THIS is one of an increasingly numerous class of vessel constructed in recent years for all long haul routes. She has several interesting points; in particular, high power arranged on a single screw, and a special hull-form with a curiously raking bow. Known as the Maier-form, the latter is primarily intended to increase speed, without increase of power, and to improve the weatherworthy qualities. The Nora Maersk belongs to a fleet of twenty-eight steamers and sixteen motor-ships under the control of a well-known Danish shipowner, Mr. A. P. Moller. Completed in September, 1934, she has a deadweight tonnage of 9,300, and a gross tonnage of 8,225, her dimensions being 450 feet length between perpendiculars, by 58 feet by 39 feet depth. When fully loaded she draws 26 ft 5 in of water.
Propulsion is effected by a diesel motor of Burmeister and Wain type, operating on the two-cycle, double-acting principle, having five cylinders, 24.41-in diameter and 55.12-in stroke. The total power output is 5,500 horse-power on the shaft at 110 revolutions. Her average service speed in loaded condition is about fifteen knots, and while “motoring” at this speed she consumes just under twenty tons of oil a day for her main propelling and auxiliary machinery.
She is a shelter deck vessel - that is, one having a continuous weather deck all fore and aft, with a forecastle, a large navigating bridge structure, and accommodation for engineers round the motor casing. She has one complete tier of ’tween decks, with a second tier in Nos. 1, 3, and 4 holds. There are five holds, three forward and two abaft the machinery space. No. 3 hold is a deep tank, and is capable of carrying vegetable oils which are picked up in Far Eastern ports. The hatches are well serviced with derricks of five tons and fifteen tons type, and one of forty-five tons. A double bottom extends throughout the ship, and is specially high in way of the main propelling machinery. It is noticeable how short this machinery is in fore and aft length.

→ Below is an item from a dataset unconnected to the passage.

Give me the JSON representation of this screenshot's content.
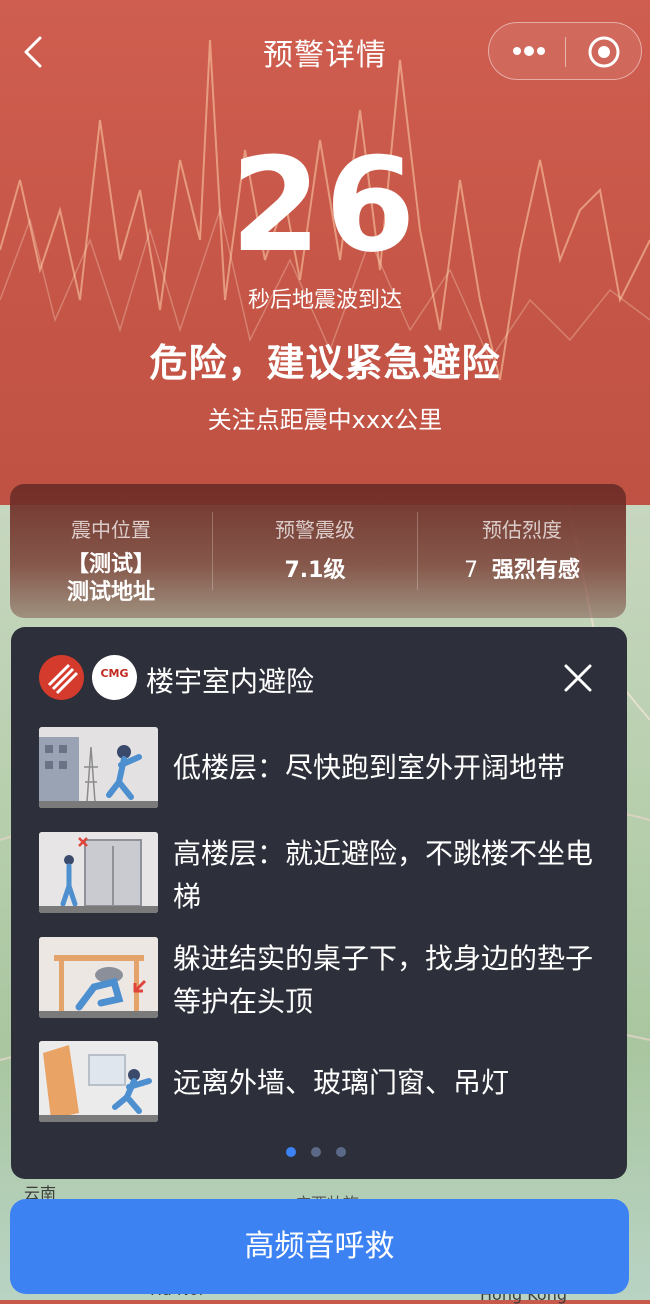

The Nora Maersk runs from New York in trade round the world, outward by the Panama Canal and homeward by the Suez Canal. Occasionally she is engaged in transpacific trade to Japan, and for this reason has large silk rooms in the ’tween decks forward. The ship can also carry large quantities of fresh fruit from California in special refrigerated holds in the upper ’tween decks abaft the machinery space; these holds can also be utilized for transporting other forms of perishable cargo.